Microbes can make organic molecules with complex structures. Many of these molecules or their analogs are central ingredients in a variety of products, but the diversity of these molecules is limited by the range of the reactions catalyzed by natural enzymes. Engineering cells to produce artificial metalloenzymes (AMEs) will expand the range of possible reactions. Novel biosynthetic pathways will be created by complementing natural enzymes with AMEs. Graduate students and postdoctoral associates will be trained in this convergent field of synthetic chemistry and synthetic biology. Outreach activities to encompass topics related to artificial biosynthesis will be offered to underserved high school students and teachers, as well as to K-8 students.

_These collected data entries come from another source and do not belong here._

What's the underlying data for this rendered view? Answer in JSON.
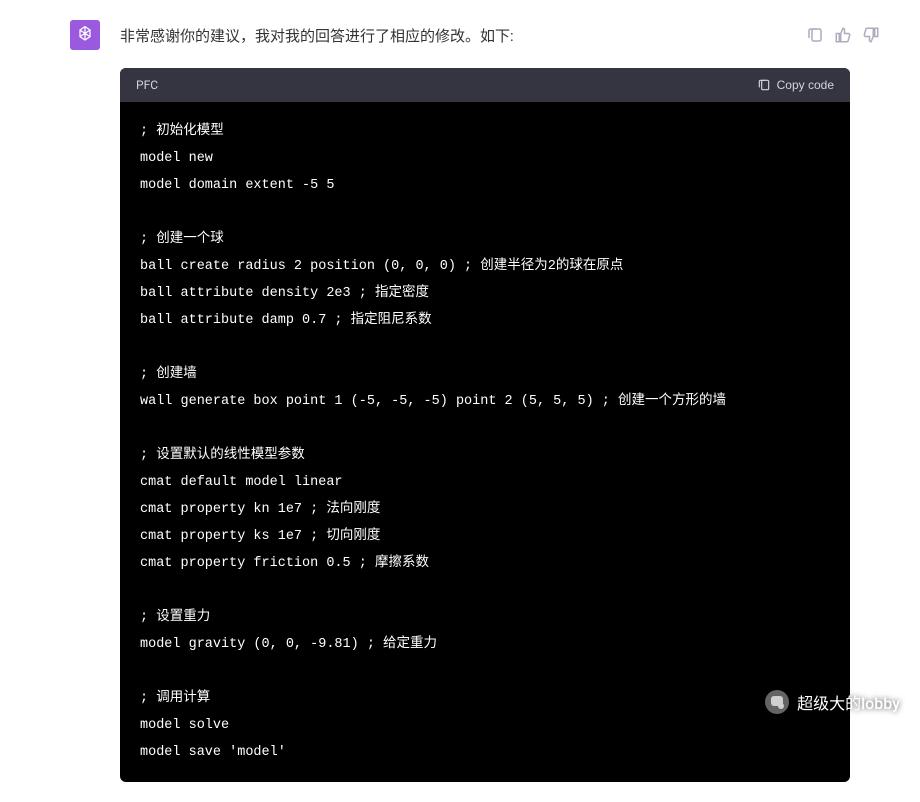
{
  "message": {
    "text": "非常感谢你的建议，我对我的回答进行了相应的修改。如下:"
  },
  "code_block": {
    "language": "PFC",
    "copy_label": "Copy code",
    "content": "; 初始化模型\nmodel new\nmodel domain extent -5 5\n\n; 创建一个球\nball create radius 2 position (0, 0, 0) ; 创建半径为2的球在原点\nball attribute density 2e3 ; 指定密度\nball attribute damp 0.7 ; 指定阻尼系数\n\n; 创建墙\nwall generate box point 1 (-5, -5, -5) point 2 (5, 5, 5) ; 创建一个方形的墙\n\n; 设置默认的线性模型参数\ncmat default model linear\ncmat property kn 1e7 ; 法向刚度\ncmat property ks 1e7 ; 切向刚度\ncmat property friction 0.5 ; 摩擦系数\n\n; 设置重力\nmodel gravity (0, 0, -9.81) ; 给定重力\n\n; 调用计算\nmodel solve\nmodel save 'model'"
  },
  "watermark": {
    "text": "超级大的lobby"
  }
}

This project will build upon the general concept of creating artificial biosynthetic pathways containing artificial metalloenzymes and preliminary results showing the feasibility of creating these pathways in bacteria. We will increase the numbers and types of microorganisms that can host the chemistry catalyzed by artificial metalloenzymes to expand the range of natural products that react with AMEs; expand the types of metallo-cofactors that are incorporated intracellularly into AMEs to increase the scope of unnatural reactions in these pathways; and combine the abiotic chemistry with natural biosynthesis in varying sequences. Specifically, we will 1) introduce AMEs into Streptomyces strains and test activity on heterologously produced terpenes and polyketides; 2) incorporate new cofactors into AMEs expressed in E. coli and Streptomyces; 3) broaden the scope of transformations catalyzed by AMEs in the artificial biosynthetic pathways to encompass abiotic C-H bond functionalizations; 4) create pathways in which the unnatural chemistry occurs in the middle of the artificial biosynthesis; and 5) elucidate the pathways for diazo-containing small molecules. By doing so, we will generate the fundamental knowledge and demonstrate guiding principles to create artificial biosynthetic pathways that convert simple carbon sources to valuable unnatural products in whole microorganisms.

This award reflects NSF's statutory mission and has been deemed worthy of support through evaluation using the Foundation's intellectual merit and broader impacts review criteria.